YES YOU KHAN
How to introduce Khan Academy in more classrooms
Khan Academy is a free online database of lessons on a variety of school subjects, board examinations, and life skills. Famously known for its videos, Khan Academy’s mission is to provide free world class education to anyone anywhere. This project was an examination on how to introduce and onboard teachers, students, and parents to the Khan Academy platform.
As a starting point I considered what questions I had about the platform and explored the current experience and made a mind map. To get understand the site further, I reached out and interviewed a Design Manager at Khan Academy.
After acquiring in-depth knowledge about Khan Academy through primary and secondary research, I wanted to understand what the complexity around implementing Khan Academy into a classroom setting might be. I conducted a survey and interviewed a diverse group of teachers. They ranged in location from different states in the US, private and public schools, different grade levels, and had a variety of experience with the site.
The concerns were all very similar across all teachers. Many of them were related to the validity of Khan Academy’s promises.
Now that I understood the key participants, how the system worked, and the questions everyone had, I was able to organize my approach into three categories based on the concerns of teachers and students.
1. The Khan Kit
Point of Intervention: Awareness
Target audience: Teachers and Students
The Khan Kit is a physical kit geared towards teachers and younger students. Inside there is a quick start guide answering the major questions teachers might have, swag to get students excited, and information for parents. It is coupled with a hyperlinked individualized email for teachers to get them started on the process.
Drawbacks: It is an introduction to Khan Academy and does not provide in-depth help without teacher commitment.
2. The Khan Community
Point of Intervention: Access
Target audience: Students
In the essence it takes a village, the Khan Community is a pooling of resources to help students have access and achieve success. While many teachers have experience, they may not have all the resources available in the classroom. Khan Community is a complimentary app and website to the main platform geared to high school and above aged students. It connects local professionals, parents, and companies to partner with students to provide them with support.
Through the app, students can find local places with internet and screen access, connect to study groups, and live tutors willing to help. Students can have a variety of coaches and mentors to help them.
Many libraries have internet access and communal computers; however, they are usually occupied. With this app, you would know if there is a computer available or not.
Major companies, like Microsoft, Best Buy, and major phone line carriers all have retail locations that have computers or tablets on display with internet access or dedicated learning centers. They can donate time and access to these devices to students using Khan Community as well.

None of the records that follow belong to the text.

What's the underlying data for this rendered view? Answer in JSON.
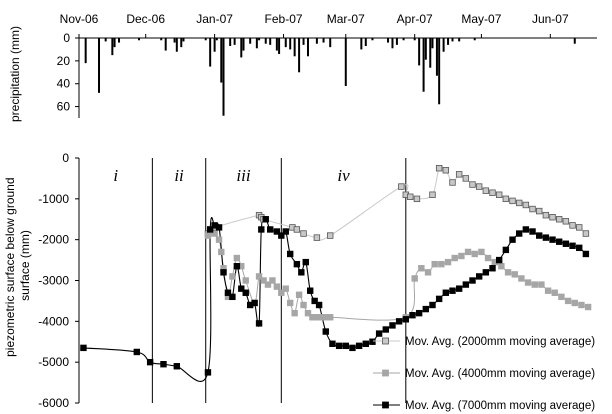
{
  "chart_data": [
    {
      "type": "bar",
      "ylabel": "precipitation (mm)",
      "ylim": [
        0,
        70
      ],
      "y_inverted": true,
      "yticks": [
        "0",
        "20",
        "40",
        "60"
      ],
      "x_months": [
        "Nov-06",
        "Dec-06",
        "Jan-07",
        "Feb-07",
        "Mar-07",
        "Apr-07",
        "May-07",
        "Jun-07"
      ],
      "xlim": [
        "2006-11-01",
        "2007-06-22"
      ],
      "grid": false,
      "bars": {
        "dates": [
          "2006-11-04",
          "2006-11-10",
          "2006-11-13",
          "2006-11-16",
          "2006-11-17",
          "2006-11-19",
          "2006-11-28",
          "2006-12-08",
          "2006-12-10",
          "2006-12-14",
          "2006-12-15",
          "2006-12-17",
          "2006-12-18",
          "2006-12-28",
          "2006-12-30",
          "2007-01-01",
          "2007-01-02",
          "2007-01-04",
          "2007-01-05",
          "2007-01-08",
          "2007-01-10",
          "2007-01-13",
          "2007-01-14",
          "2007-01-17",
          "2007-01-20",
          "2007-01-21",
          "2007-01-24",
          "2007-01-26",
          "2007-01-29",
          "2007-01-30",
          "2007-02-02",
          "2007-02-04",
          "2007-02-06",
          "2007-02-08",
          "2007-02-10",
          "2007-02-12",
          "2007-02-16",
          "2007-02-19",
          "2007-02-22",
          "2007-03-01",
          "2007-03-08",
          "2007-03-10",
          "2007-03-13",
          "2007-03-20",
          "2007-03-22",
          "2007-03-24",
          "2007-03-27",
          "2007-04-01",
          "2007-04-03",
          "2007-04-05",
          "2007-04-06",
          "2007-04-08",
          "2007-04-09",
          "2007-04-11",
          "2007-04-12",
          "2007-04-14",
          "2007-04-16",
          "2007-04-18",
          "2007-04-21",
          "2007-04-28",
          "2007-06-12"
        ],
        "values": [
          22,
          48,
          3,
          15,
          8,
          4,
          2,
          2,
          11,
          4,
          12,
          8,
          3,
          2,
          25,
          12,
          2,
          39,
          68,
          7,
          6,
          17,
          11,
          5,
          9,
          2,
          5,
          6,
          11,
          14,
          8,
          10,
          16,
          30,
          6,
          16,
          5,
          4,
          8,
          42,
          10,
          7,
          2,
          4,
          9,
          6,
          2,
          2,
          24,
          47,
          19,
          26,
          9,
          33,
          58,
          12,
          6,
          3,
          3,
          2,
          5
        ]
      }
    },
    {
      "type": "scatter",
      "ylabel": "piezometric  surface below ground surface (mm)",
      "ylim": [
        -6000,
        0
      ],
      "yticks": [
        "0",
        "-1000",
        "-2000",
        "-3000",
        "-4000",
        "-5000",
        "-6000"
      ],
      "xlim": [
        "2006-11-01",
        "2007-06-22"
      ],
      "grid": false,
      "periods": [
        {
          "label": "i",
          "start": "2006-11-01",
          "end": "2006-12-04"
        },
        {
          "label": "ii",
          "start": "2006-12-04",
          "end": "2006-12-28"
        },
        {
          "label": "iii",
          "start": "2006-12-28",
          "end": "2007-01-31"
        },
        {
          "label": "iv",
          "start": "2007-01-31",
          "end": "2007-03-28"
        }
      ],
      "legend": [
        "Mov. Avg. (2000mm moving average)",
        "Mov. Avg. (4000mm moving average)",
        "Mov. Avg. (7000mm moving average)"
      ],
      "legend_position": "bottom-right",
      "series": [
        {
          "color": "#c8c8c8",
          "edge": "#555555",
          "line_color": "#c8c8c8",
          "x": [
            "2006-12-29",
            "2006-12-30",
            "2007-01-01",
            "2007-01-21",
            "2007-01-22",
            "2007-01-23",
            "2007-02-05",
            "2007-02-07",
            "2007-02-10",
            "2007-02-16",
            "2007-02-22",
            "2007-03-26",
            "2007-03-28",
            "2007-03-30",
            "2007-04-02",
            "2007-04-09",
            "2007-04-12",
            "2007-04-15",
            "2007-04-18",
            "2007-04-21",
            "2007-04-24",
            "2007-04-27",
            "2007-04-30",
            "2007-05-03",
            "2007-05-06",
            "2007-05-09",
            "2007-05-12",
            "2007-05-15",
            "2007-05-18",
            "2007-05-21",
            "2007-05-24",
            "2007-05-27",
            "2007-05-30",
            "2007-06-02",
            "2007-06-05",
            "2007-06-08",
            "2007-06-11",
            "2007-06-14",
            "2007-06-17"
          ],
          "y": [
            -1850,
            -1750,
            -1700,
            -1400,
            -1450,
            -1500,
            -1700,
            -1750,
            -1850,
            -1950,
            -1900,
            -700,
            -900,
            -950,
            -1000,
            -900,
            -250,
            -300,
            -600,
            -400,
            -500,
            -650,
            -700,
            -800,
            -850,
            -900,
            -1000,
            -1050,
            -1100,
            -1150,
            -1250,
            -1300,
            -1400,
            -1450,
            -1500,
            -1550,
            -1650,
            -1700,
            -1850
          ]
        },
        {
          "color": "#a6a6a6",
          "edge": "#a6a6a6",
          "line_color": "#a6a6a6",
          "x": [
            "2006-12-29",
            "2006-12-30",
            "2007-01-01",
            "2007-01-03",
            "2007-01-04",
            "2007-01-05",
            "2007-01-07",
            "2007-01-09",
            "2007-01-11",
            "2007-01-13",
            "2007-01-15",
            "2007-01-19",
            "2007-01-21",
            "2007-01-23",
            "2007-01-25",
            "2007-01-27",
            "2007-01-29",
            "2007-01-31",
            "2007-02-02",
            "2007-02-04",
            "2007-02-06",
            "2007-02-08",
            "2007-02-10",
            "2007-02-12",
            "2007-02-14",
            "2007-02-16",
            "2007-02-18",
            "2007-02-20",
            "2007-02-22",
            "2007-03-28",
            "2007-04-01",
            "2007-04-04",
            "2007-04-07",
            "2007-04-10",
            "2007-04-13",
            "2007-04-16",
            "2007-04-19",
            "2007-04-22",
            "2007-04-25",
            "2007-04-28",
            "2007-05-01",
            "2007-05-04",
            "2007-05-07",
            "2007-05-10",
            "2007-05-13",
            "2007-05-16",
            "2007-05-19",
            "2007-05-22",
            "2007-05-25",
            "2007-05-28",
            "2007-05-31",
            "2007-06-03",
            "2007-06-06",
            "2007-06-09",
            "2007-06-12",
            "2007-06-15",
            "2007-06-18"
          ],
          "y": [
            -1900,
            -1800,
            -1850,
            -2000,
            -2300,
            -2700,
            -3400,
            -2900,
            -2450,
            -2650,
            -3000,
            -3550,
            -2900,
            -3000,
            -3100,
            -3000,
            -3150,
            -3300,
            -3200,
            -3550,
            -3800,
            -3350,
            -3600,
            -3800,
            -3900,
            -3900,
            -3900,
            -3900,
            -3900,
            -3900,
            -2950,
            -2700,
            -2800,
            -2600,
            -2600,
            -2550,
            -2450,
            -2400,
            -2300,
            -2350,
            -2300,
            -2450,
            -2550,
            -2650,
            -2800,
            -2850,
            -2950,
            -3050,
            -3100,
            -3100,
            -3250,
            -3300,
            -3400,
            -3500,
            -3550,
            -3600,
            -3650
          ]
        },
        {
          "color": "#000000",
          "edge": "#000000",
          "line_color": "#000000",
          "x": [
            "2006-11-03",
            "2006-11-27",
            "2006-12-03",
            "2006-12-09",
            "2006-12-15",
            "2006-12-29",
            "2006-12-30",
            "2007-01-01",
            "2007-01-03",
            "2007-01-05",
            "2007-01-07",
            "2007-01-09",
            "2007-01-11",
            "2007-01-13",
            "2007-01-15",
            "2007-01-17",
            "2007-01-19",
            "2007-01-21",
            "2007-01-22",
            "2007-01-24",
            "2007-01-26",
            "2007-01-29",
            "2007-01-31",
            "2007-02-02",
            "2007-02-04",
            "2007-02-07",
            "2007-02-09",
            "2007-02-11",
            "2007-02-13",
            "2007-02-15",
            "2007-02-17",
            "2007-02-20",
            "2007-02-23",
            "2007-02-26",
            "2007-03-01",
            "2007-03-04",
            "2007-03-07",
            "2007-03-10",
            "2007-03-13",
            "2007-03-16",
            "2007-03-19",
            "2007-03-22",
            "2007-03-25",
            "2007-03-28",
            "2007-03-31",
            "2007-04-03",
            "2007-04-06",
            "2007-04-09",
            "2007-04-12",
            "2007-04-15",
            "2007-04-18",
            "2007-04-21",
            "2007-04-24",
            "2007-04-27",
            "2007-04-30",
            "2007-05-03",
            "2007-05-06",
            "2007-05-09",
            "2007-05-12",
            "2007-05-15",
            "2007-05-18",
            "2007-05-21",
            "2007-05-24",
            "2007-05-27",
            "2007-05-30",
            "2007-06-02",
            "2007-06-05",
            "2007-06-08",
            "2007-06-11",
            "2007-06-14",
            "2007-06-17"
          ],
          "y": [
            -4650,
            -4750,
            -5000,
            -5050,
            -5100,
            -5250,
            -1750,
            -1650,
            -1700,
            -2800,
            -3300,
            -3400,
            -2650,
            -3200,
            -3300,
            -3600,
            -3550,
            -4050,
            -1750,
            -1500,
            -1750,
            -1800,
            -1900,
            -1800,
            -2350,
            -2600,
            -2800,
            -2550,
            -3250,
            -3500,
            -3600,
            -4250,
            -4550,
            -4600,
            -4600,
            -4650,
            -4600,
            -4550,
            -4500,
            -4300,
            -4200,
            -4100,
            -4000,
            -3950,
            -3850,
            -3800,
            -3700,
            -3600,
            -3450,
            -3300,
            -3250,
            -3200,
            -3100,
            -3000,
            -2900,
            -2800,
            -2700,
            -2500,
            -2250,
            -2000,
            -1850,
            -1750,
            -1800,
            -1900,
            -1950,
            -2000,
            -2050,
            -2100,
            -2150,
            -2200,
            -2350
          ]
        }
      ]
    }
  ]
}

Student can also use Khan Community to join virtual study groups or connect to a live tutor in a virtual space. Experts, teachers, parents can all donate time to help answer questions in real time within the virtual classroom.
3. The Khanannoisseur Khanvention
Point of Intervention: Engagement
Target audience: Parents
The Khanannoisseur Khanvention is a voluntary live event teaching expo. Taking on the style of a Khan tutorial video, students and parents are asked to prepare a short live presentation to teach the audience something. It does not have to be a school-based topic, but it is something that at least one member of the audience should be able to master by the end of the presentation. The idea behind this that live presentations are engaging and by preparing, students and parents can explore Khan Academy to experience the format and layout of the teaching techniques. The event can be a few hours with a variety of presentations. The intentions it that the presentation includes a lecture part as well as a hands-on activity and does not exceed more than 15 minutes.
Presenters can discuss any hobby or passion such as knitting, jump roping, coding, or magic. They can discuss the history, the technique, or tell a story and couple it with one activity that the audience can participate in. This way not only can students and parents learn about Khan, they can practice public speaking skills, learn about their community, and be exposed to a new skill.